Das "Marktrecht" des Spätmittelalters und der Frühen Neuzeit bestand in Bayern aus dem pauschalen Verweis auf die Rechte der Residenzstädte wie München, Landshut oder Ingolstadt und Einzelprivilegierungen. Die Masse der Märkte durfte sich ihr Recht bei den Residenzstädten "holen", das heißt, sie baten um Rechtsauskunft in Konfliktfällen oder fragten an, ob dieses oder jenes Recht der Residenzstadt auch bei ihnen gelten würde. Wurden dadurch Kompetenzen des zuständigen Landrichters beeinträchtigt, kam es in der Regel zum Streit. 1406 gewährte Herzog Stephan III. von Bayern-Ingolstadt (reg. 1375-1413) den Bürgern von Inchenhofen (Lkr. Aichach-Friedberg) das Recht, durch ihren Marktrichter das Rechtsbuch der Stadt Ingolstadt anwenden zu lassen. Der Herzog verwies ausdrücklich auf die Freiheiten nicht nur von Ingolstadt, sondern auch auf die des nahen Aichachs, das seit 1347 Münchner Stadtrecht besaß. Es entstanden quasi "Stadtrechtsfamilien". Kleinere Märkte wurden im 15. Jahrhundert vielfach in ihrer Rechtsausstattung nur noch auf die nächste Landgerichtsstadt verwiesen.

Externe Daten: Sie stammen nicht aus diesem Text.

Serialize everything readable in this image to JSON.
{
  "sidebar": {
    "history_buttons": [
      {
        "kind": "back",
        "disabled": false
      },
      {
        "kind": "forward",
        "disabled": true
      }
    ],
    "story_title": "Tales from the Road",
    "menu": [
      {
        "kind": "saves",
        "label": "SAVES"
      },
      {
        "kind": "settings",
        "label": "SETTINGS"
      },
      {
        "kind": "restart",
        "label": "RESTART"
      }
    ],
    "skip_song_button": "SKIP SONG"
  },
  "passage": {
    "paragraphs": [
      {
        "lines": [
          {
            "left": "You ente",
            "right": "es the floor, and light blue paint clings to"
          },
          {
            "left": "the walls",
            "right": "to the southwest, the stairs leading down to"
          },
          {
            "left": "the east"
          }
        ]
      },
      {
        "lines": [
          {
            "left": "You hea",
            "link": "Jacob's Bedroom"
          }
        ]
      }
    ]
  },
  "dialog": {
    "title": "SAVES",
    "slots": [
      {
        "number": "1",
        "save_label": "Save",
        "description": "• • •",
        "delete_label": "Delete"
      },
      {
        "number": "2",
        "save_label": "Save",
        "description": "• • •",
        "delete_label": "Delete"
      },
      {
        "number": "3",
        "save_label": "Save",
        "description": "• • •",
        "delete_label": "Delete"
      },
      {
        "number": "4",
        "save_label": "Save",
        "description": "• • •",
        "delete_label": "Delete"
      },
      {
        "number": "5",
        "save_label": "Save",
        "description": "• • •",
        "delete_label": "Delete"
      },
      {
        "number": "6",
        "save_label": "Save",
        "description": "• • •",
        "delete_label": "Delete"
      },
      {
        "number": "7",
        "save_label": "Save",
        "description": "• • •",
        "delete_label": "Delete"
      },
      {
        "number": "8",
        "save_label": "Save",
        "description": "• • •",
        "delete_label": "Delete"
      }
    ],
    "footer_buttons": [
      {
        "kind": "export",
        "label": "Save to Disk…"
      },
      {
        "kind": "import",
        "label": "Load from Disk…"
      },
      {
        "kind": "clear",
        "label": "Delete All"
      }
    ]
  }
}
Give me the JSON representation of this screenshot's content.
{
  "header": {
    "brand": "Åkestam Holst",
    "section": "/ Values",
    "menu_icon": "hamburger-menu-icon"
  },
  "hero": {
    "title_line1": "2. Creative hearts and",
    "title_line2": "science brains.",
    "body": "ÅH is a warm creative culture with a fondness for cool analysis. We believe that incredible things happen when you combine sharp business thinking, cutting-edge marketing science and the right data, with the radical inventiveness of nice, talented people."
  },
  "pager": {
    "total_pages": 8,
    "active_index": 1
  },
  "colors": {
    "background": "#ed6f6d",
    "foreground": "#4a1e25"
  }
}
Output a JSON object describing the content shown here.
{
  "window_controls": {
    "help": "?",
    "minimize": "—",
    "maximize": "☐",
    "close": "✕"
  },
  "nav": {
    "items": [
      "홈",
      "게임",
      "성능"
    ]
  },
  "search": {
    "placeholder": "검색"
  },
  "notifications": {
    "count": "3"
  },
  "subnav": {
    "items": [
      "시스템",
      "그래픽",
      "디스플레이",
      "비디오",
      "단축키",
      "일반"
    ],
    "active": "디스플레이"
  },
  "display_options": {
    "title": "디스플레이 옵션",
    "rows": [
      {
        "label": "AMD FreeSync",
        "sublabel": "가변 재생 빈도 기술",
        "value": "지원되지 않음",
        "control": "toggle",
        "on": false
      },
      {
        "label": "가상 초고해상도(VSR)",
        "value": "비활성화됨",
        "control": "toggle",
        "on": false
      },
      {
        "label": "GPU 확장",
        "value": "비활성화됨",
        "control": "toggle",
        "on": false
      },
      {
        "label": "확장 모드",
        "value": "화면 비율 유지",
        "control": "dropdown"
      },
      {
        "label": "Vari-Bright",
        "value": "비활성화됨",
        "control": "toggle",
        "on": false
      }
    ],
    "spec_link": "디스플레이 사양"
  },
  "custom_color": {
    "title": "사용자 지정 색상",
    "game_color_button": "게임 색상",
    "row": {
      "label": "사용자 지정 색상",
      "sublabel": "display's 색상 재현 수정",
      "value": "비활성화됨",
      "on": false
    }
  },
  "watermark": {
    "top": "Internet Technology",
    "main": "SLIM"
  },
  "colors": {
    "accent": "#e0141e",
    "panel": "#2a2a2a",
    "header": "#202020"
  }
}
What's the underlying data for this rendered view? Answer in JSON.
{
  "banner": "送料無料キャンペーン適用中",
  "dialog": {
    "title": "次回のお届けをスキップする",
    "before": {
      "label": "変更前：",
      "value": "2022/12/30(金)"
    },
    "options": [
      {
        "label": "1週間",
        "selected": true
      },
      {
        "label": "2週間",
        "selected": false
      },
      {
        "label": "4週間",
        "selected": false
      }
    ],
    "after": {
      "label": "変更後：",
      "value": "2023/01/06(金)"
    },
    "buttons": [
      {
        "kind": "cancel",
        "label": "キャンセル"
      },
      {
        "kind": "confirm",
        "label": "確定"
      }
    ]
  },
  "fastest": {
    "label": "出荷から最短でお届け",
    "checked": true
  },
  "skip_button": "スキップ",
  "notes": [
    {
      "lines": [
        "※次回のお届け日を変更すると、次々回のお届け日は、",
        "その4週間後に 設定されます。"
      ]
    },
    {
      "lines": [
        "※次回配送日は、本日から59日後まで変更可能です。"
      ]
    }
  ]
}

In der Praxis wurde in Oberbayern bis 1516 (Landesordnung) bzw. 1616 (Codex Maximilianeus) nach dem Landrechtsbuch Ludwigs IV. des Bayern (reg. 1314-1347, ab 1328 Kaiser) von 1346 Gericht gehalten, während man sich in Niederbayern bis zur Wiederherstellung der Landeseinheit (1505) nach der Landshuter Landesordnung von 1474 und ihren Vorläufern richtete. Die Mitglieder des Stadt- bzw. Marktrates wirkten dabei als Beisitzer und Schöffen mit. Die tatsächlichen Gerichtskompetenzen, vor allem im Bereich des Strafrechts, blieben von Markt zu Markt unterschiedlich je nachdem, welche Privilegien der Markt erhalten hatte. Besonders im Zuge der genaueren Vermessung des Burgfriedens (Grenze zum Landgerichtsbezirk) im 15./16. Jahrhundert empfingen die städtischen Siedlungen detaillierte Privilegien. Die Beweislast über den Umfang der Kompetenzen hatte also der jeweilige Marktort selbst.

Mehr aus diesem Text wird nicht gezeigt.